Highlighting and underlining led the authors’ list of ineffective learning strategies. Although they are common practices, studies show they offer no benefit beyond simply reading the text. Some research even indicates that highlighting can get in the way of learning; because it draws attention to individual facts, it may hamper the process of making connections and drawing inferences. Nearly as bad is the practice of rereading, a common exercise that is much less effective than some of the better techniques you can use. Lastly, summarizing, or writing down the main points contained in a text, can be helpful for those who are skilled at it, but again, there are far better ways to spend your study time. Highlighting, underlining, rereading and summarizing were all rated by the authors as being of “low utility.”

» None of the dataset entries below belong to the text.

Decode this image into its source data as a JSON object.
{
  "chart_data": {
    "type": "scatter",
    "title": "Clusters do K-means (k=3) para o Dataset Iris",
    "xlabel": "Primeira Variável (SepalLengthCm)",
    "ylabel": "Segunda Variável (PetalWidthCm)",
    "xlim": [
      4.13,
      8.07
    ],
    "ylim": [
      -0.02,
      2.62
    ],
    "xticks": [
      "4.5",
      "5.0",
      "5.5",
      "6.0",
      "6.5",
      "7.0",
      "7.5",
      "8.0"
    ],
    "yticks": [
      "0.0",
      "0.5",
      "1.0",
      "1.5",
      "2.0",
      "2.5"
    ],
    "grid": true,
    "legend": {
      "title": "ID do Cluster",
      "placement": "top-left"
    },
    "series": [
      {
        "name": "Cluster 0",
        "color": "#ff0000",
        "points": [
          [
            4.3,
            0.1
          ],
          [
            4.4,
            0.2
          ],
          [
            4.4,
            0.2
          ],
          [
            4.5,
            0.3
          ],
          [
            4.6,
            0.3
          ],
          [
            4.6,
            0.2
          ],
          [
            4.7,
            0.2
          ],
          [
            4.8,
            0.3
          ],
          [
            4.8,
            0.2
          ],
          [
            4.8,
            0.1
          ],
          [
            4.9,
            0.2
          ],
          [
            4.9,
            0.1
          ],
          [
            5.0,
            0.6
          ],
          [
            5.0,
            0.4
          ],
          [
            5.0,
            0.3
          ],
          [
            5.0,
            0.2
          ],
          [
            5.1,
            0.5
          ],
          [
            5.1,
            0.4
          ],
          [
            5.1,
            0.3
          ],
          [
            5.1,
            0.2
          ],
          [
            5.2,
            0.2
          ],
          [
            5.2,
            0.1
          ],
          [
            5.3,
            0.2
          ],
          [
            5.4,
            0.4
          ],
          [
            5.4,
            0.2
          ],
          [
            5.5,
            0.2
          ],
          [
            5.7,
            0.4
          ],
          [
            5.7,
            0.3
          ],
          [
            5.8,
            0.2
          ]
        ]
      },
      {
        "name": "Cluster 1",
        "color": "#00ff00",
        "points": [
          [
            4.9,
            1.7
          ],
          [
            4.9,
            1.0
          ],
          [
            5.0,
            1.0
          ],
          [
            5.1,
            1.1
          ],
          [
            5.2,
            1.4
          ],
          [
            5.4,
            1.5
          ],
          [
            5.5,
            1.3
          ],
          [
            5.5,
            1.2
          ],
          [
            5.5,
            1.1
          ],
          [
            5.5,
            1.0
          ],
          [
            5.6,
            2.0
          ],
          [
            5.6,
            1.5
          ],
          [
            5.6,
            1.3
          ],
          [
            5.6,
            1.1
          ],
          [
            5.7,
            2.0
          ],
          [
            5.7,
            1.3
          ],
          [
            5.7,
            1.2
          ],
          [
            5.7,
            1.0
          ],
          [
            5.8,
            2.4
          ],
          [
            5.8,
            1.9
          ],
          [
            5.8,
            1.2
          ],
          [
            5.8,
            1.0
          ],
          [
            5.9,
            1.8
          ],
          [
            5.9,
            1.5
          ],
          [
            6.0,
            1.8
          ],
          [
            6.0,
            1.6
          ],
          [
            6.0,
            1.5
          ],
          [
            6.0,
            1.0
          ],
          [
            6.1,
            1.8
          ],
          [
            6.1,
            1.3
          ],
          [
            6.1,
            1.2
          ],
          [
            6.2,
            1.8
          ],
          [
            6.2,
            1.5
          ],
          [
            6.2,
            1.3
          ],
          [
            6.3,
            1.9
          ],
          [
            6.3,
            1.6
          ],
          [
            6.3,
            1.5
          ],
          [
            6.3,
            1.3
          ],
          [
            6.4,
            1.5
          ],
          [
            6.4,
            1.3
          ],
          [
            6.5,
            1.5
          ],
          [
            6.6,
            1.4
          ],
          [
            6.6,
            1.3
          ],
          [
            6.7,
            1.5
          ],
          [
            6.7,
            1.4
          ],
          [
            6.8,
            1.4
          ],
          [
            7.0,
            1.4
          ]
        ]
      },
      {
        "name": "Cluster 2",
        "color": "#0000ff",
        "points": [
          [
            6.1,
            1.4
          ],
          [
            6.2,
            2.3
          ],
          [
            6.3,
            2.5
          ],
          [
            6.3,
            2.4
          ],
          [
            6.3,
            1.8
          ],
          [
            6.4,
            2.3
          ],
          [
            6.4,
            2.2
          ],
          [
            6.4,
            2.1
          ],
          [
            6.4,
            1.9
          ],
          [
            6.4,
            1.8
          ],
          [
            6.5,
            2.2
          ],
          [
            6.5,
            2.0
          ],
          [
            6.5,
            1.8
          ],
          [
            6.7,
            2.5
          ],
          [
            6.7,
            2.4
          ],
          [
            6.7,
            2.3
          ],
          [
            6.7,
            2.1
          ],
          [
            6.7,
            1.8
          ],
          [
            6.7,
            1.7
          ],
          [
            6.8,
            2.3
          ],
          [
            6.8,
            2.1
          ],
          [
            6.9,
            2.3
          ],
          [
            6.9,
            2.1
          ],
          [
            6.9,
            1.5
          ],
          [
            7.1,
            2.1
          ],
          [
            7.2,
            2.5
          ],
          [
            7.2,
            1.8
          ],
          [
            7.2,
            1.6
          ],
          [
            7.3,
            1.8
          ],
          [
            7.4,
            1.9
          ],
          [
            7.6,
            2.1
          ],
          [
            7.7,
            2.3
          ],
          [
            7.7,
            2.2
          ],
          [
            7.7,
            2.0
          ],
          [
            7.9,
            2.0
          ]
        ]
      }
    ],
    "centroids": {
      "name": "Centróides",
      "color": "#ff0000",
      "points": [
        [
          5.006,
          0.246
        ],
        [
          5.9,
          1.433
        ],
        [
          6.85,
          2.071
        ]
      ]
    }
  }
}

In contrast to familiar practices like highlighting and rereading, the learning strategies with the most evidence to support them aren’t well known outside the psych lab. Take distributed practice, for example. This tactic involves spreading out your study sessions, rather than engaging in one marathon. Cramming information at the last minute may allow you to get through that test or meeting, but the material will quickly disappear from memory. It’s much more effective to dip into the material at intervals over time. And the longer you want to remember the information, whether it’s two weeks or two years, the longer the intervals should be.
The second learning strategy that is highly recommended … is practice testing. … Research shows that the mere act of calling information to mind strengthens that knowledge and aids in future retrieval. While practice testing is not a common strategy — despite the robust evidence supporting it — there is one familiar approach that captures its benefits: using flash cards.